Подперев дверной косяк этой избушки и вслушиваясь в нескончаемые накрапы дождя, я тяну время с ответом на задачку: стоит ли в такую погоду идти за клюквой? Ведь замечено: в затяжные дожди эта ягода запрятывается во мху, а выглянет солнышко — и клюква повысунется греть алые бока...

Для двух матерых рыбаков, что стоя перекусывают за столиком под кедрами в пяти шагах от меня, подобный вопрос — плыть к сетям или ждать распогодицы? — уже позади. Они-таки наведались к снастям и проторчали в лодке под занудистым дождем часа два, выпутывая из сетей тяжелых толстобрюхих карасей. Однако и теперь, когда они переоделись в сухое, когда нутро согревает стопка водки и огненная — с костра — уха, их неспешный разговор все о том же — непогоде.

— А ведь плохо, когда и снизу вода, и сверху вода, верно, Толян? — спрашивает напарника жилистый длиннорукий рыбак, непостижимо быстро обсасывая мякоть с карасевых костей.

— Да уж... — начинает было говорить и замолкает второй, шумно отпивая уху из литровой эмалированной кружки.
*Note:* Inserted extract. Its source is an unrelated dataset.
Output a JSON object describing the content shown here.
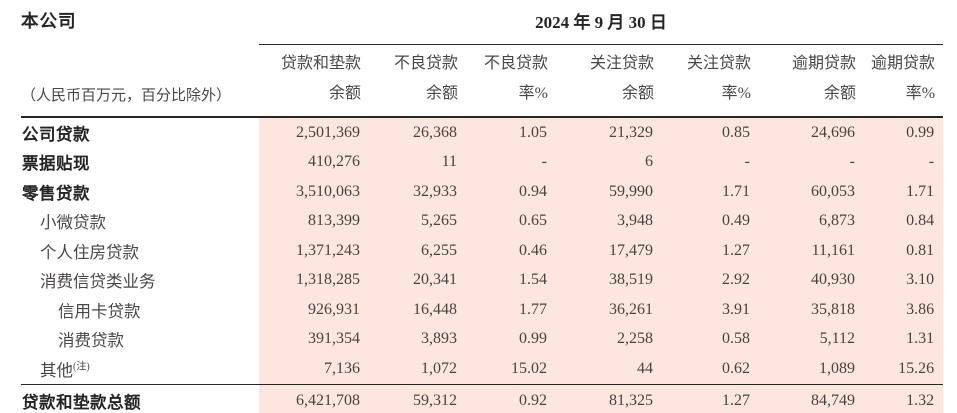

Он кряжист и медлителен во всем, особенно в отрешенном взгляде округлых, широко расставленных глаз, придавленных дремучей кучерявой шевелюрой, вернее той ее частью, что не вместилась под черной кожаной шапкой. Кажется, он уже позабыл, когда и о чем собирался высказаться, но длиннорукий рыбак, не переставая манипулировать губами, терпеливо и выжидающе посматривает на товарища, пока тот не договаривает:

— ...Хужей не бывает, точно.

Эта ничего не значащая фраза роняется скорее из желания поунять словоохотливого товарища, однако тот подхватывает ее на лету:

— Э-э, Толян, не скажи. А помнишь, как в прошлом году рыбалили на Тенисе? Со снежком за шиворот капало. Мы еще дымокур в лодке ставили, руки грели...
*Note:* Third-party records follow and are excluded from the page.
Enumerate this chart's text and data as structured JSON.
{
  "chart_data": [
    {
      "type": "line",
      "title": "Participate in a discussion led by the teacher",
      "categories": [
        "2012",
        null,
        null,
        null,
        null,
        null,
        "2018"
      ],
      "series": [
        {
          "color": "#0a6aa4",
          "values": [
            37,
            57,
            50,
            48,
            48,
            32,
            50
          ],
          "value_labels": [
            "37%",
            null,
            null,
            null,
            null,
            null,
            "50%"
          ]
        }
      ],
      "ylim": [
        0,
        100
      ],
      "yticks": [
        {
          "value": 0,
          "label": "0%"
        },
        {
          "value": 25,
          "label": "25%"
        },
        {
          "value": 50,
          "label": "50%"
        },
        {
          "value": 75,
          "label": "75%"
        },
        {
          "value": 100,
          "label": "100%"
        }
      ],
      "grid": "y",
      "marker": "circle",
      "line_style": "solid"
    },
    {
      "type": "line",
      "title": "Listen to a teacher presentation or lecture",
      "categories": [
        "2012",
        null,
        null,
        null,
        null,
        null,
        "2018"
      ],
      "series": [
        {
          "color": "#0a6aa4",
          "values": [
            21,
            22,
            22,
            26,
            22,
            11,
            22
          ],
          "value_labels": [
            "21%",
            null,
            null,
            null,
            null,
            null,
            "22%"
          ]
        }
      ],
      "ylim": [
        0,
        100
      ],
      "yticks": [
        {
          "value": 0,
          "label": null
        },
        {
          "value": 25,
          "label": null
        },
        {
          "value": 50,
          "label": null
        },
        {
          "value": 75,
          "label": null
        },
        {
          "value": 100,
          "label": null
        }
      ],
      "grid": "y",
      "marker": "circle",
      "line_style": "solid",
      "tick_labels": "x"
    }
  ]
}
Я понимаю: этот непритязательный разговор как бы звуковое оформление к таежному комфорту, которым рыбаки заслуженно наслаждаются. А что: место их пира надежно прикрыто от дождя мохнатыми кедрами, на столе, кроме наваристой ухи, наломанная крупными кусками домашняя гусятина, янтарные, тоже небрежно и щедро нарезанные лоскуты сыра, банка хренадера, свои — не хуже болгарских — помидоры... И все это было бы не в такой цене, если бы накануне ты не намаялся до гуда в теле, если бы не промок, не озяб...

Вдруг замечаю: на той, далекой, стороне озера небольшая стая лебедей. Пять или шесть птиц то кружат над облюбованным плесом, то падают на его белесоватую, затуманенную моросью чистину. На воде и в воздухе лебеди почти невидимы, но когда они появляются на фоне непроглядно-темного заозерного рямка, крупные, неторопко скользящие силуэты рисуются во всей их грации и красе. По всему видать: лебеди играют, купаясь в просторах неба и воды. Кому непогода, а им — благодать. Для них нет ничего лучше, когда «и снизу и сверху — вода». Мне даже слышится, как по перьям их широко и вольно распахнутых крыл мягко постукивает бисер и, осыпаясь на воду, позванивает тонко и тихо. Но что же это я любуюсь на таежную идиллию один? Ведь двоим под кедрами для полноты преходящего счастья, быть может, и не хватает этого прямо-таки сказочного зрелища. И вот, когда общительный рыбак в очередной раз приглашающе кивает на стол, посреди которого самодовольно мерцает бутылка, я отрицательно мотаю головой и в свою очередь киваю на ту сторону Кротово.

Оба рыбака долго всматриваются, молчат. Я и не ожидаю от этих, много повидавших таежников какого-то бурного проявления эмоций. Но вот замечаю, как медлительный взгляд Толяна как-то тоскливо потускнел.

— Эх, на подушку бы... — вдруг говорит он отчетливо, с той обезоруживающей ребячьей откровенностью, которая исключала шутку.

Я уже был наслышан о претензиях на особые поблажки в охоте, бытующие в среде пастухов, геологов и прочего бродячего люда, аппетиты которого прямо пропорциональны его удаленности от стражей закона. Вот и тут, на Кротово, закон — тайга, а прокурор — медведь. Почему бы не жахнуть тут при случае: лося — на котлеты, лебедя — на подушку?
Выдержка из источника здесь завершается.